AT THE time of his death last September, Miles Davis had two pet projects on the go. One was a collaboration with Prince, and the other was a hip-hop album. Ever since he commenced his funk-rock experiments in the late '60s, Davis had been obsessed with recasting his music in the popular modes of the time, and so producer Easy Mo Bee was entrusted with the sobering task of dropkicking the maestro into the 1990s.

During the sessions, Miles went into hospital for what was assumed would be routine surgery: he never returned to the studio.
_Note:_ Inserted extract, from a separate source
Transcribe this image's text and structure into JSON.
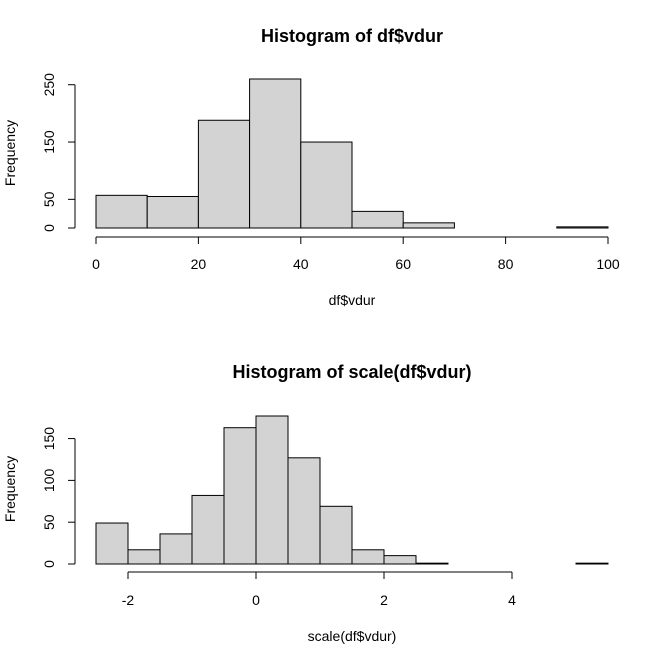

Additional material was created by the simple expedient of discarding unsatisfactory accompaniments from previous sessions and surrounding Davis's trumpet with new musical frames.

The resulting mixture - "not doo-wop, but be-bop mixed with hip-hop", as Mo Bee puts it in one of his raps - may not have created Miles's greatest album (or even one of his greatest 20 albums), but it's certainly an intriguing reminder of one of Davis's most admirable qualities: his restless inquisitiveness and eagerness to experiment. The startling cover photograph catches the viewer unaware: is this is a picture of a sexuagenarian or a child? It's both: it's a photo of Miles Davis.

Have Deee-Lite and The B-52's ever been seen in the same room at the same time? This matched pair of two-men-one-woman trios each have a double set of roots: Deee-Lite sprout from the electro scene of the '80s, which itself grew from the pioneering '70s funk of George Clinton (hence the presence of Bootsy Collins and a horde of other Clinton alumni all over this album); while The B-52's emerged via late-'70s New Wave, playing music rooted in that kind of noise which invariably accompanied the "party scene" in cheesy early-'60s movies.